I have used the Roger Waters track for a few years as one test for speaker placement.  My current speakers put the dogs at the extreme right far away and the talking man at my extreme left about 8 feet away.  I hear sounds behind me now and then.  Don‘t really care for that.

Vinyl used to be the best for a big open soundstage and images but my current digital side does the job just as well as vinyl now.   

Sounds stage beyond the speakers width is mostly room reflections. Try taking the speakers outside and see how they sound. I would bet they sound pretty different. 

Speakers outside would be similar to being in a hemianechoic chamber.  Good for testing but not much fun for listening.  The room has a lot to do with the imaging.

@richopp wrote:

… what I do know is that when Jim Winey decided to make Magnepan speakers 6' high, the listener was treated to a source that more closely mimicked the experience of being at a live concert.  The "sound stage" of a concert is the hall you listen to it in.  Most halls are designed to provide a quality listening experience that is as tall as the hall and as wide as the stage.

+1

The actual radiation field and its overall size and height is by far the most influential factor with regard to perceived realism and immersiveness of sound staging, as I see it. Again: with speakers there’s no escaping physics, inconvenient they may be to many. 

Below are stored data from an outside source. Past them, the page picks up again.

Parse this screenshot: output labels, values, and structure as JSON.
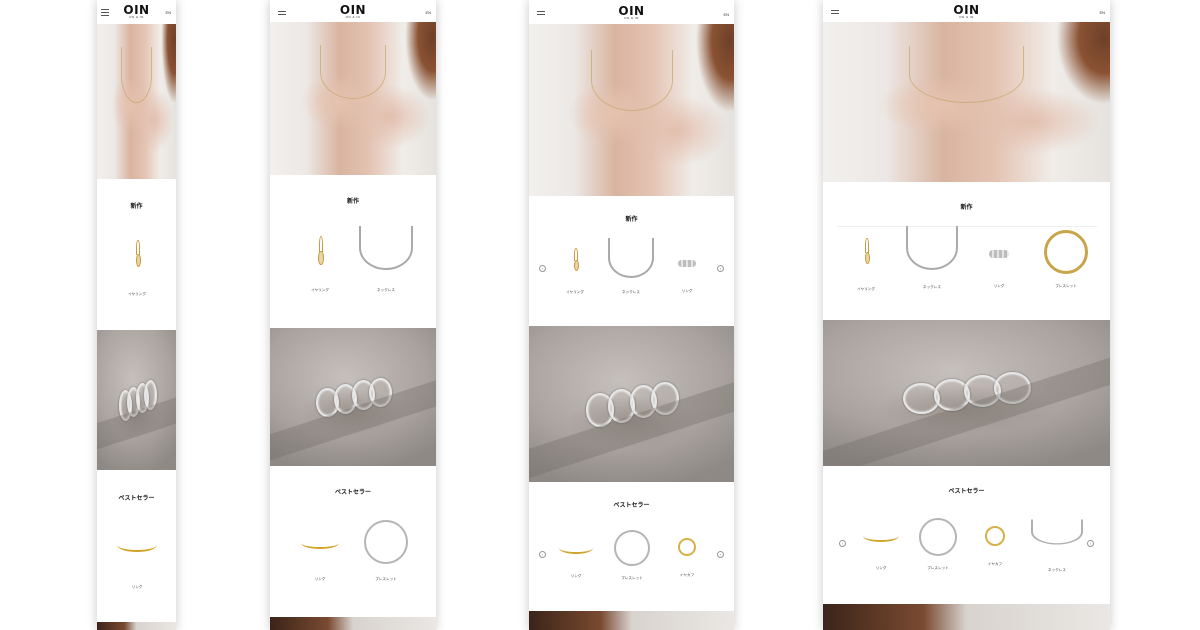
{
  "brand": {
    "logo_text": "OIN",
    "tagline": "ON & IN"
  },
  "header": {
    "language": "EN"
  },
  "sections": {
    "new_arrivals": "新作",
    "bestsellers": "ベストセラー"
  },
  "products": {
    "earring": "イヤリング",
    "necklace": "ネックレス",
    "ring": "リング",
    "bracelet": "ブレスレット",
    "ear_cuff": "イヤカフ"
  },
  "colors": {
    "gold": "#c69b3f",
    "silver": "#b5b5b5",
    "shadow": "#00000038"
  },
  "icons": [
    "menu-icon",
    "chevron-left-icon",
    "chevron-right-icon"
  ]
}
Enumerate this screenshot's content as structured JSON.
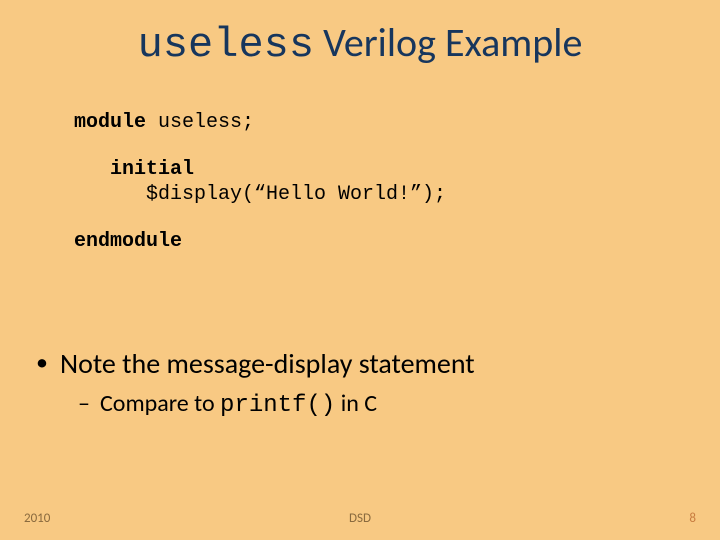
{
  "title": {
    "mono": "useless",
    "rest": " Verilog Example"
  },
  "code": {
    "module_kw": "module",
    "module_name": " useless;",
    "initial_kw": "initial",
    "display_line": "$display(“Hello World!”);",
    "endmodule_kw": "endmodule"
  },
  "bullet": {
    "main": "Note the message-display statement",
    "sub_prefix": "Compare to ",
    "sub_mono": "printf()",
    "sub_suffix": " in C"
  },
  "footer": {
    "year": "2010",
    "mid": "DSD",
    "page": "8"
  }
}
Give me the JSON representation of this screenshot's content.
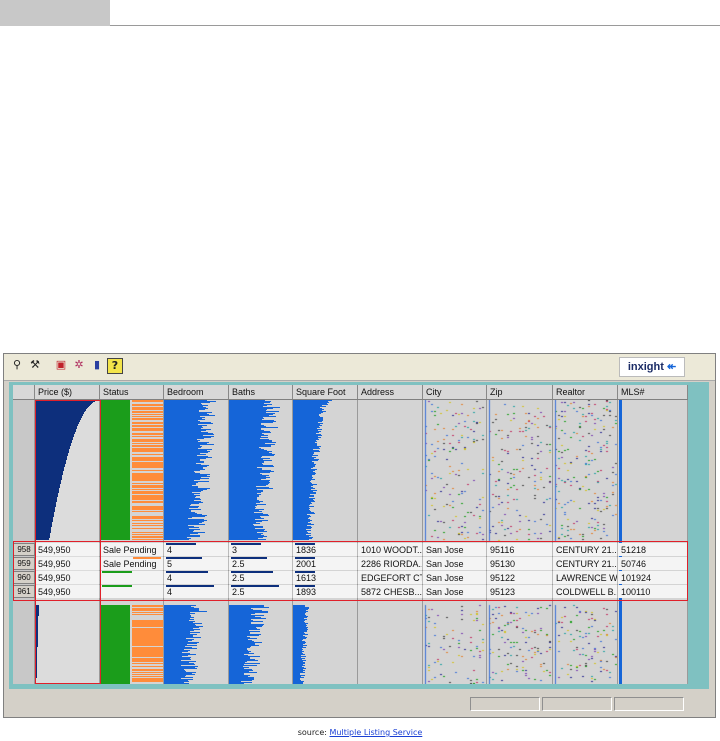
{
  "app": {
    "logo_text": "inxight",
    "toolbar_icons": [
      "pin-icon",
      "hammer-icon",
      "pdf-icon",
      "tools-icon",
      "book-icon",
      "help-icon"
    ],
    "help_label": "?"
  },
  "columns": [
    {
      "id": "price",
      "label": "Price ($)"
    },
    {
      "id": "status",
      "label": "Status"
    },
    {
      "id": "bedroom",
      "label": "Bedroom"
    },
    {
      "id": "baths",
      "label": "Baths"
    },
    {
      "id": "sqft",
      "label": "Square Foot"
    },
    {
      "id": "address",
      "label": "Address"
    },
    {
      "id": "city",
      "label": "City"
    },
    {
      "id": "zip",
      "label": "Zip"
    },
    {
      "id": "realtor",
      "label": "Realtor"
    },
    {
      "id": "mls",
      "label": "MLS#"
    }
  ],
  "rows": [
    {
      "num": "958",
      "price": "549,950",
      "status": "Sale Pending",
      "bedroom": "4",
      "baths": "3",
      "sqft": "1836",
      "address": "1010 WOODT...",
      "city": "San Jose",
      "zip": "95116",
      "realtor": "CENTURY 21...",
      "mls": "51218"
    },
    {
      "num": "959",
      "price": "549,950",
      "status": "Sale Pending",
      "bedroom": "5",
      "baths": "2.5",
      "sqft": "2001",
      "address": "2286 RIORDA...",
      "city": "San Jose",
      "zip": "95130",
      "realtor": "CENTURY 21...",
      "mls": "50746"
    },
    {
      "num": "960",
      "price": "549,950",
      "status": "",
      "bedroom": "4",
      "baths": "2.5",
      "sqft": "1613",
      "address": "EDGEFORT CT",
      "city": "San Jose",
      "zip": "95122",
      "realtor": "LAWRENCE W...",
      "mls": "101924"
    },
    {
      "num": "961",
      "price": "549,950",
      "status": "",
      "bedroom": "4",
      "baths": "2.5",
      "sqft": "1893",
      "address": "5872 CHESB...",
      "city": "San Jose",
      "zip": "95123",
      "realtor": "COLDWELL B...",
      "mls": "100110"
    }
  ],
  "colors": {
    "price_bar": "#0d2f7c",
    "status_green": "#1b9d1b",
    "status_orange": "#ff8c3a",
    "numeric_bar": "#1565d8",
    "highlight_red": "#e0202a",
    "frame_teal": "#7fc1c1"
  },
  "source": {
    "label": "source:",
    "link_text": "Multiple Listing Service"
  }
}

I certainly do get height from my system, but then my front wall is ~16 feet high and the back wall is ~7-1/2 feet high, so there could be some reflection adding to it.

If you want to hear height, the best thing I find is to listen to "sharp" percussion. Xylophone. marimba, glock, wood blocks, etc. always seem to come out higher.

A great example at 2:00:

https://youtu.be/6i24NjljMcM

Then of course there is the actual height of the speakers that can replicate the height of the actual instruments they are reproducing. For example, when I listen to the Big Red Supers, drum kits/solos come out very realistic as to their height. The aux woofer at the bottom of the cabinet reproduces the slam of the kick drum, whereas the 604’s horns are placed at the level of cymbols.